Page MenuHomeSoftware Heritage

Add a test data generator module
ClosedPublic

Authored by douardda on Tue, Oct 29, 2:37 PM.

Details

Summary

currently provides mainly 2 generators:

  • gen_origins()
  • gen_contents()

Depends on D2190

Diff Detail

Repository
rDMOD Data Model
Lint
Automatic diff as part of commit; lint not applicable.
Unit
Automatic diff as part of commit; unit tests not applicable.

Event Timeline

douardda created this revision.Tue, Oct 29, 2:37 PM
vlorentz requested changes to this revision.Tue, Oct 29, 2:45 PM
vlorentz added a subscriber: vlorentz.
vlorentz added inline comments.
swh/model/tests/generate_testdata.py
22

the data model accepts any signed 64-bit number as timestamp

swh/model/tests/test_generate_testdata.py
34–36

The test should check url unicity. Currently, you test only checks unicity of (type, url).

50–55

This set should check unicity of each of the hashes.

This revision now requires changes to proceed.Tue, Oct 29, 2:45 PM
douardda updated this revision to Diff 7469.Tue, Oct 29, 2:48 PM

rebase + add missing dep on pytz

douardda added inline comments.Tue, Oct 29, 2:52 PM
swh/model/tests/generate_testdata.py
22

sure but do we need such a wide space?

swh/model/tests/test_generate_testdata.py
34–36

right, type is still around!

douardda updated this revision to Diff 7470.Tue, Oct 29, 2:56 PM

update test_gen_origins_x accorgin to vlorentz comment

vlorentz requested changes to this revision.Tue, Oct 29, 4:18 PM
vlorentz added inline comments.
swh/model/tests/generate_testdata.py
22

Yes, because we want tests to check that negative and big values are supported too.

swh/model/tests/test_generate_testdata.py
34–36

models = {Origin.from_dict(d).url for d in origins}

This revision now requires changes to proceed.Tue, Oct 29, 4:18 PM
douardda added inline comments.Tue, Oct 29, 4:27 PM
swh/model/tests/generate_testdata.py
22

IMHO this is something to test specifically, not that useful for 'general-purpose' generated datasets.

If we want/need to "check that negative and big values are supported", we need specifically crafted tests, not rely on random being nice with us.

Also, notice that currently hypothesis_stategies.contents() do not generate ctime field at all.

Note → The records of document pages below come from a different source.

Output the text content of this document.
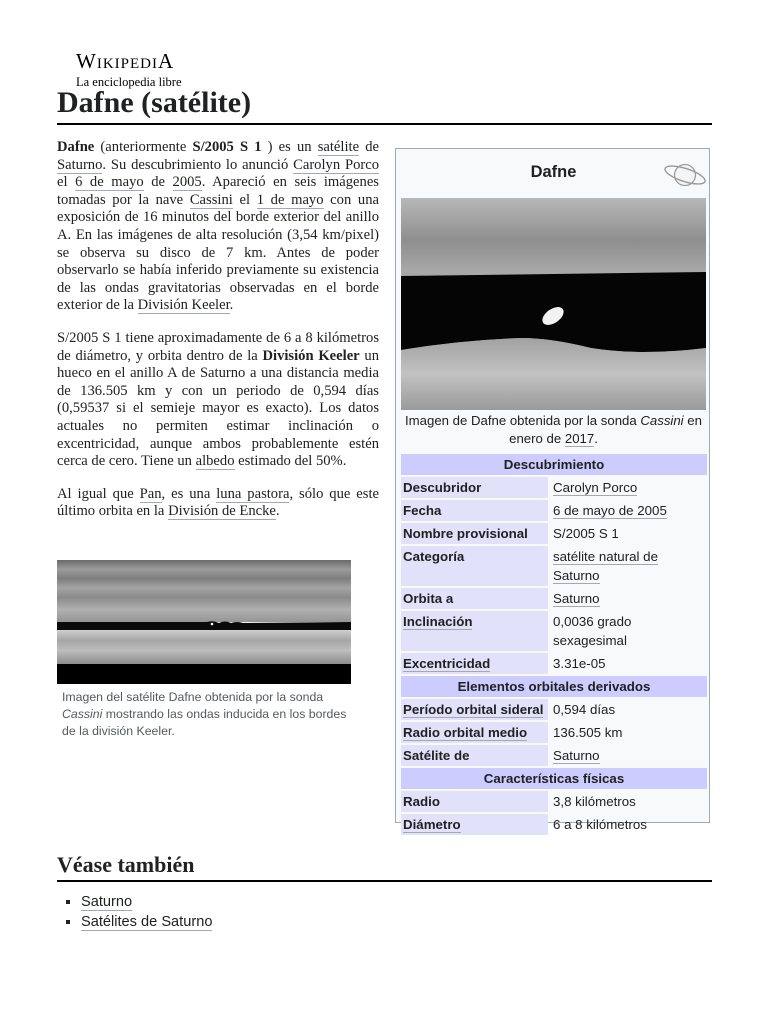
WIKIPEDIA
La enciclopedia libre
Dafne (satélite)

Dafne (anteriormente S/2005 S 1 ) es un satélite de Saturno. Su descubrimiento lo anunció Carolyn Porco el 6 de mayo de 2005. Apareció en seis imágenes tomadas por la nave Cassini el 1 de mayo con una exposición de 16 minutos del borde exterior del anillo A. En las imágenes de alta resolución (3,54 km/pixel) se observa su disco de 7 km. Antes de poder observarlo se había inferido previamente su existencia de las ondas gravitatorias observadas en el borde exterior de la División Keeler.

S/2005 S 1 tiene aproximadamente de 6 a 8 kilómetros de diámetro, y orbita dentro de la División Keeler un hueco en el anillo A de Saturno a una distancia media de 136.505 km y con un periodo de 0,594 días (0,59537 si el semieje mayor es exacto). Los datos actuales no permiten estimar inclinación o excentricidad, aunque ambos probablemente estén cerca de cero. Tiene un albedo estimado del 50%.

Al igual que Pan, es una luna pastora, sólo que este último orbita en la División de Encke.

Imagen del satélite Dafne obtenida por la sonda Cassini mostrando las ondas inducida en los bordes de la división Keeler.
Dafne
Imagen de Dafne obtenida por la sonda Cassini en enero de 2017.
Descubrimiento	
Descubridor	Carolyn Porco
Fecha	6 de mayo de 2005
Nombre provisional	S/2005 S 1
Categoría	satélite natural de Saturno
Orbita a	Saturno
Inclinación	0,0036 grado sexagesimal
Excentricidad	3.31e-05
Elementos orbitales derivados	
Período orbital sideral	0,594 días
Radio orbital medio	136.505 km
Satélite de	Saturno
Características físicas	
Radio	3,8 kilómetros
Diámetro	6 a 8 kilómetros
Véase también
▪ Saturno
▪ Satélites de Saturno
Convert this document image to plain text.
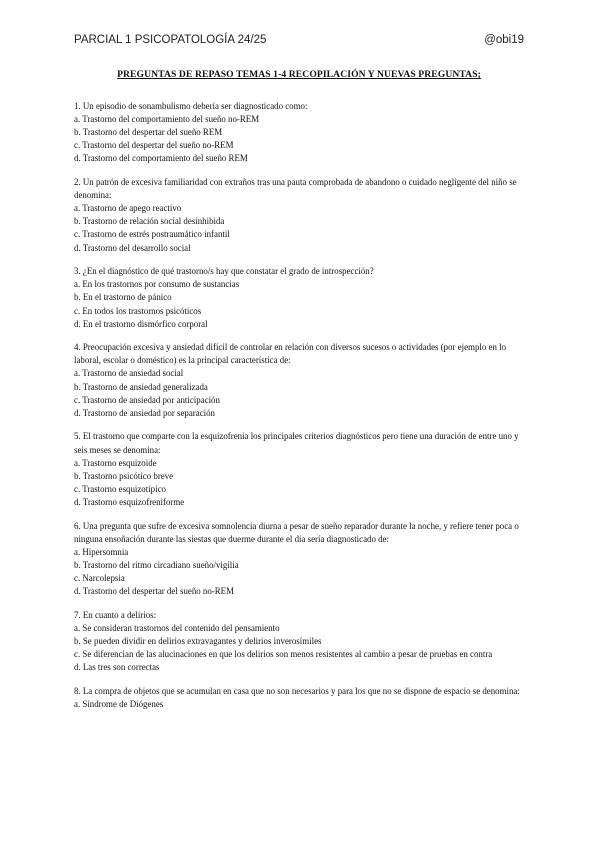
PARCIAL 1 PSICOPATOLOGÍA 24/25	@obi19
PREGUNTAS DE REPASO TEMAS 1-4 RECOPILACIÓN Y NUEVAS PREGUNTAS;

1. Un episodio de sonambulismo debería ser diagnosticado como:

a. Trastorno del comportamiento del sueño no-REM

b. Trastorno del despertar del sueño REM

c. Trastorno del despertar del sueño no-REM

d. Trastorno del comportamiento del sueño REM

2. Un patrón de excesiva familiaridad con extraños tras una pauta comprobada de abandono o cuidado negligente del niño se denomina:

a. Trastorno de apego reactivo

b. Trastorno de relación social desinhibida

c. Trastorno de estrés postraumático infantil

d. Trastorno del desarrollo social

3. ¿En el diagnóstico de qué trastorno/s hay que constatar el grado de introspección?

a. En los trastornos por consumo de sustancias

b. En el trastorno de pánico

c. En todos los trastornos psicóticos

d. En el trastorno dismórfico corporal

4. Preocupación excesiva y ansiedad difícil de controlar en relación con diversos sucesos o actividades (por ejemplo en lo laboral, escolar o doméstico) es la principal característica de:

a. Trastorno de ansiedad social

b. Trastorno de ansiedad generalizada

c. Trastorno de ansiedad por anticipación

d. Trastorno de ansiedad por separación

5. El trastorno que comparte con la esquizofrenia los principales criterios diagnósticos pero tiene una duración de entre uno y seis meses se denomina:

a. Trastorno esquizoide

b. Trastorno psicótico breve

c. Trastorno esquizotípico

d. Trastorno esquizofreniforme

6. Una pregunta que sufre de excesiva somnolencia diurna a pesar de sueño reparador durante la noche, y refiere tener poca o ninguna ensoñación durante las siestas que duerme durante el día sería diagnosticado de:

a. Hipersomnia

b. Trastorno del ritmo circadiano sueño/vigilia

c. Narcolepsia

d. Trastorno del despertar del sueño no-REM

7. En cuanto a delirios:

a. Se consideran trastornos del contenido del pensamiento

b. Se pueden dividir en delirios extravagantes y delirios inverosímiles

c. Se diferencian de las alucinaciones en que los delirios son menos resistentes al cambio a pesar de pruebas en contra

d. Las tres son correctas

8. La compra de objetos que se acumulan en casa que no son necesarios y para los que no se dispone de espacio se denomina:

a. Síndrome de Diógenes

douardda added inline comments.Tue, Oct 29, 4:28 PM
swh/model/tests/test_generate_testdata.py
34–36

makes sense, thx

douardda updated this revision to Diff 7478.Tue, Oct 29, 4:30 PM

simplify a bit a couple of tests

as pointed by vlorentz

vlorentz added inline comments.Tue, Oct 29, 4:34 PM
swh/model/tests/generate_testdata.py
22

The same could be said of using different PROTOCOLS, having an IRI in DOMAINS, having # and ? in PATHS, having different CONTENT_STATUSes, etc.

If it's cheap to explore a large range of values, why not do it?

vlorentz added inline comments.Tue, Oct 29, 4:37 PM
requirements.txt
8 ↗(On Diff #7478)

should be in requirements-tests.txt

vlorentz requested changes to this revision.Tue, Oct 29, 4:39 PM

Oh and also, it would be nice of these gen_ functions to return model objects instead of dicts (as we want to get rid of these dicts as much as possible)

This revision now requires changes to proceed.Tue, Oct 29, 4:39 PM

Oh and also, it would be nice of these gen_ functions to return model objects instead of dicts (as we want to get rid of these dicts as much as possible)

Maybe, not sure we really want this (right now at least).

swh/model/tests/generate_testdata.py
22

possibly but I want to be able to fix swh.storage (!)

douardda updated this revision to Diff 7482.Tue, Oct 29, 4:52 PM

move pyts dep in -tests req

Updating D2191: Add a test data generator module

vlorentz accepted this revision.Tue, Oct 29, 5:10 PM
This revision is now accepted and ready to land.Tue, Oct 29, 5:10 PM
This revision was automatically updated to reflect the committed changes.